In the ten years since the release of Kanye West’s 808s and Heartbreaks, music has changed. Whilst much of our current musical climate was influenced by other significant records and trends, many of hip hop’s new superstars have been directly influenced and inspired by that trailblazing 2008 release.
The impact of 808s is often framed in black-and-white terms, ones which are sometimes easy to dismiss as outright exaggerations. It’s hardly the first album to introduce introspection and emotion into hip hop: that’s been a mainstay of the genre since the days of BDP and Public Enemy, and acts such as Tupac, 50 and Jay had explored the heartfelt trials and tribulations of street life. Despite this, the extent to which they explored these ideas left only a mild impact, and the times at which they did so failed to align with greater paradigm shifts in the genre.
What West’s fourth album did do was take advantage of the void left by the success of 2008’s Graduation. After popularly usurping bling-era gangsterism with his house-infused backpack rap, West left a large stylistic void in mainstream hip hop. That’s not to say there weren’t trends during the 18 months between the two records: it was the lack of dominance amongst these strains that allowed for a strong musical contention. The question that needed to be answered was simple: where is hip hop heading?

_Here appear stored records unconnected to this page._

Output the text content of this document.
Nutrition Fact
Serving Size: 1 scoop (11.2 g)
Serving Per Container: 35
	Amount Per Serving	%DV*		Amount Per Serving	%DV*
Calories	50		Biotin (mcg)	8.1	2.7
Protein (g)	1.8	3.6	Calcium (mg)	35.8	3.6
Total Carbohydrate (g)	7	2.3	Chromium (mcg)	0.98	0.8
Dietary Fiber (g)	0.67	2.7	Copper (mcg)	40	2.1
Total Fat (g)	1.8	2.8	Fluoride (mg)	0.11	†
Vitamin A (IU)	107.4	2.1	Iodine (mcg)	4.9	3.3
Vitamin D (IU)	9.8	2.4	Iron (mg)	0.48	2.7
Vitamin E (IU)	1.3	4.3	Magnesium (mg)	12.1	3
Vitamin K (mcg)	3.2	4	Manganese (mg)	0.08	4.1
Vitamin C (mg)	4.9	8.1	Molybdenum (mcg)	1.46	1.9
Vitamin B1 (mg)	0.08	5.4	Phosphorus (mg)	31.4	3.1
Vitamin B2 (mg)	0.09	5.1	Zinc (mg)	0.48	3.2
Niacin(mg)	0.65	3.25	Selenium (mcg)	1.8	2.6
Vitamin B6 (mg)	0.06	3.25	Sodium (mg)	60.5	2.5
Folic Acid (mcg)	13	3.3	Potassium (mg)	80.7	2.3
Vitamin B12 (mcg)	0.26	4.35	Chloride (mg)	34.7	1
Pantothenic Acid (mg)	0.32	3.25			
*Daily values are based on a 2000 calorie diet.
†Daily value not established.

Enshrining a sound takes more than just initiative: it takes a certain level of cultural ubiquity, which provides the reach necessary to inform fans and peers alike. With this in mind, it’s worth noting that it wasn’t even West who provided the blueprint: that credit belongs to Kid Cudi, whose debut mixtape, A Kid Named Cudi, earned him a place in the studio. Whilst his ideas would be workshopped and refined by the greater team, the thematic essence of 808s - the most enduring aspect of the tape - was originally his. Though the general sound was developing prior, Cudi couldn’t have ushered in the era alone, as his success, whilst moderate, wasn’t the kind that could be adequately mobilised. In this way, it was a truly collaborative effort: Cudi brought his intrepid vision, whilst West brought his fame, influence and noted ability to wrangle the best from his collaborators.
The fact that hip hop’s biggest star - as West assuredly was at the time - would release a project so unprecedented and daring was a testament to his vision. The fact that he pulled it off? That’s testament to his talents. Artists such as Drake, Chance, Gambino, Frank Ocean, James Blake, Travis Scott, Trippie Redd, KYLE and Jaden Smith have all taken cues from the record, ones which have helped inform both their thematic and sonic palettes. The reach is so extensive that it’s hard to envisage a rap scene without West’s groundbreaking effort: what would a 2018 without Scorpion and Astroworld look like? What would fill that void? How would things have played out without Nothing Was The Same, or Because The Internet, or Blonde?
I guess we’ll never know, and that’s fine by me.